Interleukin-1 (IL-1) inhibitors are a class of biologic therapies that block the activity of IL-1, a master pro-inflammatory cytokine that drives inflammation in autoinflammatory diseases, certain rheumatologic conditions, and other inflammatory disorders.
Three IL-1 inhibitors are currently FDA-approved: anakinra, canakinumab, and rilonacept.
Anakinra (Kineret) is a recombinant IL-1 receptor antagonist that binds to the IL-1 receptor and blocks signaling from both IL-1α and IL-1β.
It has a short half-life requiring daily subcutaneous injections and is FDA-approved for rheumatoid arthritis, neonatal-onset multisystem inflammatory disease (NOMID), and deficiency of interleukin-1 receptor antagonist (DIRA).

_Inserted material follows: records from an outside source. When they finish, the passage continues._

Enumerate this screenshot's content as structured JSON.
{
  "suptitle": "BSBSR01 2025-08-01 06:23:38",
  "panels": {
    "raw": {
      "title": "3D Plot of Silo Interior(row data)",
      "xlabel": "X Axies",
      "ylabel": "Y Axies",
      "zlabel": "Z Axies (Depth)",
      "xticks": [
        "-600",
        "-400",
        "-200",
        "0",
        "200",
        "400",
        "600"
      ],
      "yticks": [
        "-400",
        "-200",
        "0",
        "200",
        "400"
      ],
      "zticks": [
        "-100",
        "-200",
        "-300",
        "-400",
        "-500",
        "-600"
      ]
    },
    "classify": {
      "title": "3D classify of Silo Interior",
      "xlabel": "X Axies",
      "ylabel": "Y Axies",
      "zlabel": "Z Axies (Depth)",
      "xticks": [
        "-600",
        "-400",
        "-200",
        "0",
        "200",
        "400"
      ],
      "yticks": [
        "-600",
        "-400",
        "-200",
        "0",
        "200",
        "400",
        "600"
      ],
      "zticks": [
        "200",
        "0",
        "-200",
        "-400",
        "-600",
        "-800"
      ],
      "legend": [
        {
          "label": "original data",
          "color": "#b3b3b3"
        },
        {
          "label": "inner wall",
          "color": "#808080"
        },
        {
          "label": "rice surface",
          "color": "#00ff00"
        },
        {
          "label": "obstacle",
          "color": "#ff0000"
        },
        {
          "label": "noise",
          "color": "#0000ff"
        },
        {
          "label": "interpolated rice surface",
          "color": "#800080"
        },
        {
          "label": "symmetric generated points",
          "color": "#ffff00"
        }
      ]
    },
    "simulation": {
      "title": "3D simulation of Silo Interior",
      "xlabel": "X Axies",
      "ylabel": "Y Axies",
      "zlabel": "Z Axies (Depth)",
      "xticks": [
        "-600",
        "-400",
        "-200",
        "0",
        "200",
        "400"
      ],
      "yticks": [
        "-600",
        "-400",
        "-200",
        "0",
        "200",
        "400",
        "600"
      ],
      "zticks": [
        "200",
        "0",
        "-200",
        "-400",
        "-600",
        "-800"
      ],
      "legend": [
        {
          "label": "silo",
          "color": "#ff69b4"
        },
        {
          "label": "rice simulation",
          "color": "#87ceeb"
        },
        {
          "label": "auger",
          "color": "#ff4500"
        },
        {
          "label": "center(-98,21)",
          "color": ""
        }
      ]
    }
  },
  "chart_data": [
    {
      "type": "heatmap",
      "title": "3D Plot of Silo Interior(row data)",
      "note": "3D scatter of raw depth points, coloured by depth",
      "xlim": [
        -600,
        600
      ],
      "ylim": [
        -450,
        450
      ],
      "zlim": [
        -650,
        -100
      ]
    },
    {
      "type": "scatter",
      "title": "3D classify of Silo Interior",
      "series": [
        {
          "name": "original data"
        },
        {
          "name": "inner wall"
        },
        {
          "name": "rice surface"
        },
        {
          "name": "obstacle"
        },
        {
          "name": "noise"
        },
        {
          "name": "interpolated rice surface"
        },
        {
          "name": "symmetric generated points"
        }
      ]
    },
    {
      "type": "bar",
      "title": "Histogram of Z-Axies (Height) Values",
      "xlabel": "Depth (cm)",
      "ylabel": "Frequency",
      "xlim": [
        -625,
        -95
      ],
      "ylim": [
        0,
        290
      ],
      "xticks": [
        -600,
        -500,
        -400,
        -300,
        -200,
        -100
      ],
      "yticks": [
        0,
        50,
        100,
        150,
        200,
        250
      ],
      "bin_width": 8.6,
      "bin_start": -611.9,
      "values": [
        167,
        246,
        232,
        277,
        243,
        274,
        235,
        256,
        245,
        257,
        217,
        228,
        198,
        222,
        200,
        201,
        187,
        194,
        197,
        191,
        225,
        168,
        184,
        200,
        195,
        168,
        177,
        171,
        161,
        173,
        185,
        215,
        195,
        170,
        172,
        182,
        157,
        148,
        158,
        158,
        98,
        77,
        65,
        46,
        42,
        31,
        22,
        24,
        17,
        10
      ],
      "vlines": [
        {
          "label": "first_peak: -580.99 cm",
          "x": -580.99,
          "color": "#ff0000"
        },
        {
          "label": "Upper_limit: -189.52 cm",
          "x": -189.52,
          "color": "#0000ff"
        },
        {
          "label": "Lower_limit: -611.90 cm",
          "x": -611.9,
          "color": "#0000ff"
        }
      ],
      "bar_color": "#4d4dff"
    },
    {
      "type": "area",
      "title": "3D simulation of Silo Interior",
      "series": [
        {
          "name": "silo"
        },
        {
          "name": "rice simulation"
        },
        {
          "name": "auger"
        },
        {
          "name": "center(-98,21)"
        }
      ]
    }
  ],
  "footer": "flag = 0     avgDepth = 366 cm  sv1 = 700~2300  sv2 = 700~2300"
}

Canakinumab (Ilaris) is a human monoclonal antibody that selectively neutralizes IL-1β but not IL-1α.
Its long half-life permits subcutaneous dosing every 3 months.

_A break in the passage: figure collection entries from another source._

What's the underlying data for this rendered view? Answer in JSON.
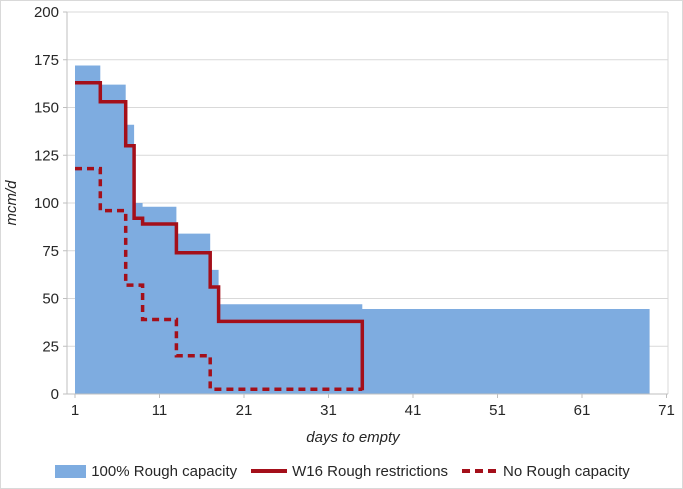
{
  "chart": {
    "background": "#ffffff",
    "border_color": "#d9d9d9",
    "grid_color": "#d9d9d9",
    "axis_color": "#bfbfbf",
    "text_color": "#262626",
    "y_axis": {
      "title": "mcm/d",
      "min": 0,
      "max": 200,
      "step": 25,
      "labels": [
        "0",
        "25",
        "50",
        "75",
        "100",
        "125",
        "150",
        "175",
        "200"
      ]
    },
    "x_axis": {
      "title": "days to empty",
      "labels": [
        "1",
        "11",
        "21",
        "31",
        "41",
        "51",
        "61",
        "71"
      ],
      "label_days": [
        1,
        11,
        21,
        31,
        41,
        51,
        61,
        71
      ]
    }
  },
  "chart_data": {
    "type": "area",
    "title": "",
    "xlabel": "days to empty",
    "ylabel": "mcm/d",
    "xlim": [
      1,
      71
    ],
    "ylim": [
      0,
      200
    ],
    "grid": true,
    "legend_position": "bottom",
    "note": "step functions: each [day, value] pair holds from that day until the next pair's day; end_day is where the series stops",
    "series": [
      {
        "name": "100% Rough capacity",
        "style": "area",
        "color": "#7eace0",
        "steps": [
          [
            1,
            172
          ],
          [
            4,
            162
          ],
          [
            7,
            141
          ],
          [
            8,
            100
          ],
          [
            9,
            98
          ],
          [
            13,
            84
          ],
          [
            17,
            65
          ],
          [
            18,
            47
          ],
          [
            35,
            44.5
          ]
        ],
        "end_day": 69
      },
      {
        "name": "W16 Rough restrictions",
        "style": "solid-line",
        "color": "#a40f1a",
        "steps": [
          [
            1,
            163
          ],
          [
            4,
            153
          ],
          [
            7,
            130
          ],
          [
            8,
            92
          ],
          [
            9,
            89
          ],
          [
            13,
            74
          ],
          [
            17,
            56
          ],
          [
            18,
            38
          ],
          [
            35,
            2
          ]
        ],
        "end_day": 35
      },
      {
        "name": "No Rough capacity",
        "style": "dashed-line",
        "color": "#a40f1a",
        "steps": [
          [
            1,
            118
          ],
          [
            4,
            96
          ],
          [
            7,
            57
          ],
          [
            9,
            39
          ],
          [
            13,
            20
          ],
          [
            17,
            2.5
          ]
        ],
        "end_day": 35
      }
    ]
  },
  "legend": {
    "items": [
      {
        "label": "100% Rough capacity",
        "swatch": "area",
        "color": "#7eace0"
      },
      {
        "label": "W16 Rough restrictions",
        "swatch": "solid-line",
        "color": "#a40f1a"
      },
      {
        "label": "No Rough capacity",
        "swatch": "dashed-line",
        "color": "#a40f1a"
      }
    ]
  }
}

It is FDA-approved for multiple conditions including cryopyrin-associated periodic syndromes (CAPS), tumor necrosis factor receptor-associated periodic syndrome (TRAPS), hyperimmunoglobulin D syndrome (HIDS), [familial Mediterranean fever](/rare-disease/familial-mediterranean-fever) (FMF), Still’s disease (both adult-onset and systemic juvenile idiopathic arthritis), and gout flares.
Rilonacept (Arcalyst) is a recombinant fusion protein that binds to both IL-1α and IL-1β, with a relatively longer half-life than anakinra.
It is FDA-approved for CAPS and DIRA.
The American College of Rheumatology and European League Against Rheumatism recommend IL-1 targeted biologic therapy as the current standard of care for IL-1-mediated autoinflammatory diseases.
These agents have demonstrated rapid and sustained reduction in disease severity, including reversal of inflammation-mediated organ damage.